UN MARCHÉ DE CONNAISSEURS

« Avec 23 litres de vin consommés par an et par personne, les australiens peuvent être considérés comme une population mature sur le vin, avec une bonne connaissance des différents cépages », explique Camille Lhote, conseillère Vins et Spiritueux au bureau Business France de Sydney. Une caractéristique renforcée par le fait que l’Australie est elle-même un pays producteur, avec 70% de la demande locale fournie par la viticulture nationale. « L’essentiel est produit par des grands groupes[1] sur les régions viticoles de Margaret River, Barossa Valley, Yarra Valley ou encore Hunter Valley.

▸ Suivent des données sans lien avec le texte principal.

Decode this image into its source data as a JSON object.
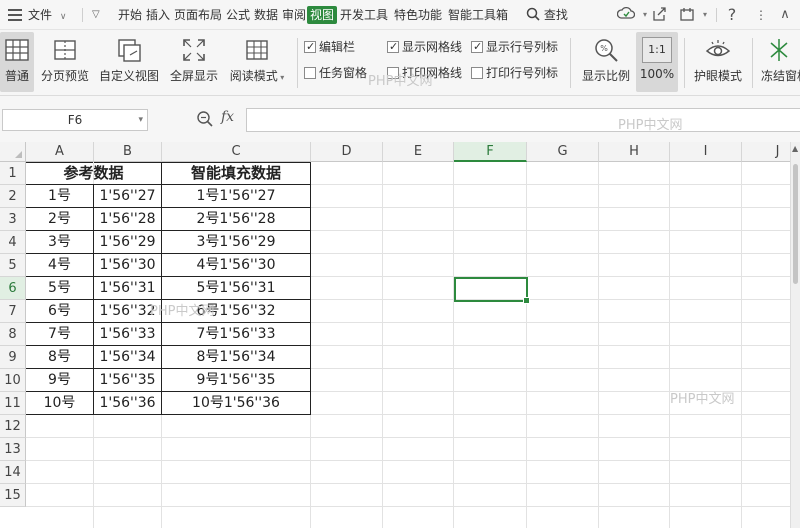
{
  "menubar": {
    "file_label": "文件",
    "tabs": [
      "开始",
      "插入",
      "页面布局",
      "公式",
      "数据",
      "审阅",
      "视图",
      "开发工具",
      "特色功能",
      "智能工具箱"
    ],
    "active_tab": "视图",
    "search_label": "查找"
  },
  "ribbon": {
    "normal": "普通",
    "page_break_preview": "分页预览",
    "custom_view": "自定义视图",
    "full_screen": "全屏显示",
    "reading_mode": "阅读模式",
    "checks": {
      "formula_bar": {
        "label": "编辑栏",
        "checked": true
      },
      "task_pane": {
        "label": "任务窗格",
        "checked": false
      },
      "show_gridlines": {
        "label": "显示网格线",
        "checked": true
      },
      "print_gridlines": {
        "label": "打印网格线",
        "checked": false
      },
      "show_headers": {
        "label": "显示行号列标",
        "checked": true
      },
      "print_headers": {
        "label": "打印行号列标",
        "checked": false
      }
    },
    "zoom": "显示比例",
    "zoom_100": "100%",
    "zoom_100_icon": "1:1",
    "eye_mode": "护眼模式",
    "freeze": "冻结窗格"
  },
  "formula_bar": {
    "cell_ref": "F6",
    "fx": "fx",
    "value": ""
  },
  "watermarks": [
    "PHP中文网",
    "PHP中文网",
    "PHP中文网",
    "PHP中文网"
  ],
  "sheet": {
    "columns": [
      "A",
      "B",
      "C",
      "D",
      "E",
      "F",
      "G",
      "H",
      "I",
      "J"
    ],
    "rows": [
      "1",
      "2",
      "3",
      "4",
      "5",
      "6",
      "7",
      "8",
      "9",
      "10",
      "11",
      "12",
      "13",
      "14",
      "15"
    ],
    "selected_cell": "F6",
    "table": [
      [
        "参考数据",
        "",
        "智能填充数据"
      ],
      [
        "1号",
        "1'56''27",
        "1号1'56''27"
      ],
      [
        "2号",
        "1'56''28",
        "2号1'56''28"
      ],
      [
        "3号",
        "1'56''29",
        "3号1'56''29"
      ],
      [
        "4号",
        "1'56''30",
        "4号1'56''30"
      ],
      [
        "5号",
        "1'56''31",
        "5号1'56''31"
      ],
      [
        "6号",
        "1'56''32",
        "6号1'56''32"
      ],
      [
        "7号",
        "1'56''33",
        "7号1'56''33"
      ],
      [
        "8号",
        "1'56''34",
        "8号1'56''34"
      ],
      [
        "9号",
        "1'56''35",
        "9号1'56''35"
      ],
      [
        "10号",
        "1'56''36",
        "10号1'56''36"
      ]
    ]
  }
}
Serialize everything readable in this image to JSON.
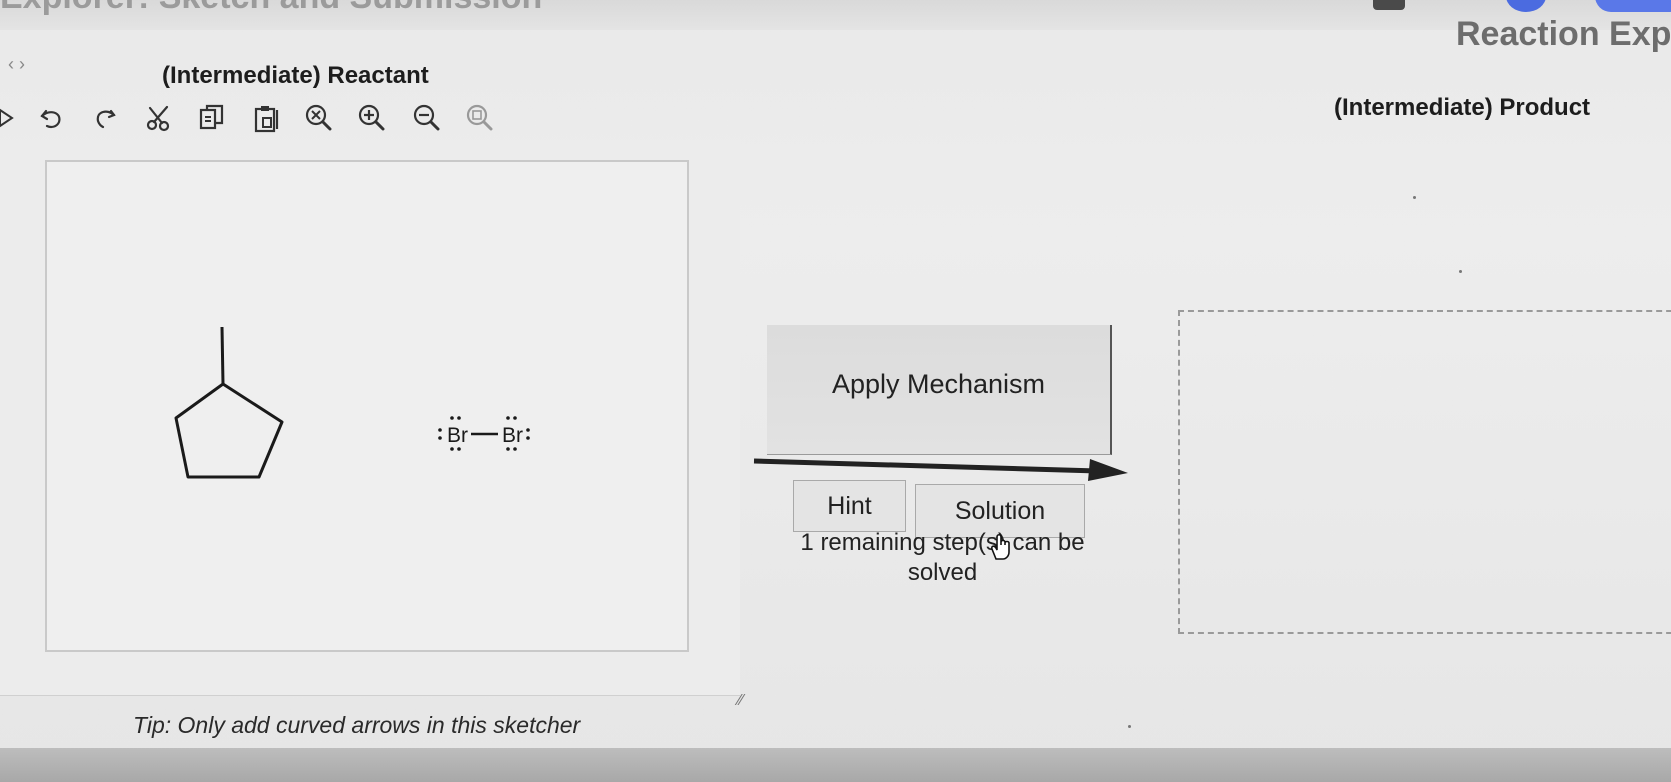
{
  "header": {
    "partial_title": "Explorer: Sketch and Submission",
    "right_partial_title": "Reaction Exp"
  },
  "reactant_panel": {
    "title": "(Intermediate) Reactant",
    "tip": "Tip: Only add curved arrows in this sketcher",
    "toolbar": [
      {
        "name": "undo-icon"
      },
      {
        "name": "redo-icon"
      },
      {
        "name": "cut-icon"
      },
      {
        "name": "copy-icon"
      },
      {
        "name": "paste-icon"
      },
      {
        "name": "zoom-reset-icon"
      },
      {
        "name": "zoom-in-icon"
      },
      {
        "name": "zoom-out-icon"
      },
      {
        "name": "zoom-fit-icon"
      }
    ],
    "molecules": {
      "left_atom_label": "Br",
      "right_atom_label": "Br"
    }
  },
  "mechanism": {
    "apply_label": "Apply Mechanism",
    "hint_label": "Hint",
    "solution_label": "Solution",
    "remaining_text": "1 remaining step(s) can be solved"
  },
  "product_panel": {
    "title": "(Intermediate) Product"
  },
  "colors": {
    "background": "#ebebeb",
    "accent_blue": "#4b6be0",
    "button_bg": "#e4e4e4"
  }
}
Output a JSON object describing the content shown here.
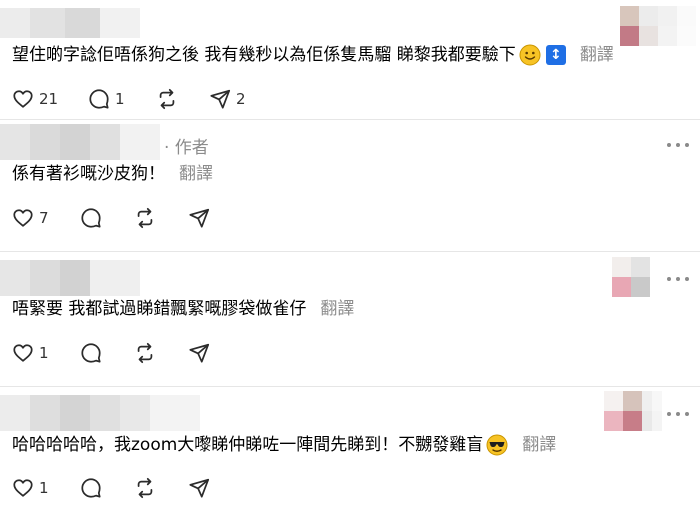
{
  "comments": [
    {
      "text": "望住啲字諗佢唔係狗之後 我有幾秒以為佢係隻馬騮 睇黎我都要驗下",
      "translate": "翻譯",
      "likes": "21",
      "replies": "1",
      "reposts": "",
      "shares": "2"
    },
    {
      "author_tag": "· 作者",
      "text": "係有著衫嘅沙皮狗！",
      "translate": "翻譯",
      "likes": "7",
      "replies": "",
      "reposts": "",
      "shares": ""
    },
    {
      "text": "唔緊要 我都試過睇錯飄緊嘅膠袋做雀仔",
      "translate": "翻譯",
      "likes": "1",
      "replies": "",
      "reposts": "",
      "shares": ""
    },
    {
      "text": "哈哈哈哈哈，我zoom大嚟睇仲睇咗一陣間先睇到！不嬲發雞盲",
      "translate": "翻譯",
      "likes": "1",
      "replies": "",
      "reposts": "",
      "shares": ""
    }
  ],
  "icons": {
    "like": "heart-icon",
    "reply": "comment-bubble-icon",
    "repost": "repost-icon",
    "share": "send-icon",
    "more": "more-dots-icon"
  },
  "colors": {
    "secondary_text": "#8c8c8c",
    "arrow_emoji_bg": "#1f6fe5"
  }
}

Mais sur le rosé, la production locale reste pour l’instant limitée, le temps de faire la transition sur les cultures ». Une fenêtre de trois à quatre ans qui pourrait donc laisser aux exportateurs français la possibilité de creuser davantage ce marché…

 

+ 500% EN CINQ ANS

Car la France bénéficie en Australie d’une position déjà bien ancrée : avec 39% des importations de vins dans le pays, elle talonne la Nouvelle-Zélande établie en première place à 40%. « Sur le vin rosé, il est difficile d’avoir des statistiques claires car on inclut souvent celui-ci dans les chiffres du vin rouge. Mais rien que sur les vins de Provence, on peut constater une hausse de 500% des exportations depuis 2015 » explique Camille Lhote. Confirmation également du côté du Cabernet d’Anjou où la hausse des importations s’est établie à 35% en volume entre 2018 et 2019 (+46% en valeur). « Et sur les vins étiquetés ‘Vins de France’ – les vins assemblés de différentes régions, sans AOP – ce chiffre s’établit à +9% ».

 

LE RETOUR EN GRÂCE DU ROSÉ, PHÉNOMÈNE CULTUREL

Une explosion qui ne surprend pas le directeur du Centre de Recherche et d’Expérimentation sur le Vin Rosé, Gilles Masson : « Partout dans le monde et en France, le vin rosé connaît un engouement qui ne cesse de s’amplifier depuis vingt ans ». A la tête d’un Centre créé en 1999 par une poignée de vignerons provençaux visionnaires, il mesure le chemin parcouru : « Le succès du rosé, c’est la rencontre entre, d’une part, un mouvement de spécialisation de certains territoires (essentiellement le terroir provençal), et d’autre part des tendances sociétales qui convergeaient vers la célébration de l’instant présent et du vivre-ensemble. Le vin rosé français s’est alors détaché de l’image légère et bas de gamme qu’on lui avait accolée pendant les deux siècles précédents pour s’orienter vers la qualité et la convivialité ».

 

Retour en grâce donc pour l’antique « French Claret[2] » qui trouverait sur les terrasses ensoleillées d’Australie un territoire propice à l’expression de ses valeurs : la belle saison y dure d’octobre à avril et l’image lumineuse de la Provence et de la « French Riviera » y est particulièrement prisée. « Les australiens consomment le rosé toute la journée, y compris pendant les repas, et il n’y a pas vraiment de différenciation par âge ou par genre. Mais attention : le rosé doit être clair, pas trop sucré » signale Camille Lhote. Une tendance qui va dans le sens des préférences exprimées par les consommateurs internationaux : « En quinze ans, la couleur du vin a été divisée au moins par deux, partout dans le monde », confirme Gilles Masson. « Et au-delà de la couleur, il y a eu un vrai travail effectué sur la vinification pour obtenir un vin plus fin, plus fruité, avec moins de tanins ».

 

LA STRATÉGIE PAYANTE DU « ROSÉ PAR DESTINATION »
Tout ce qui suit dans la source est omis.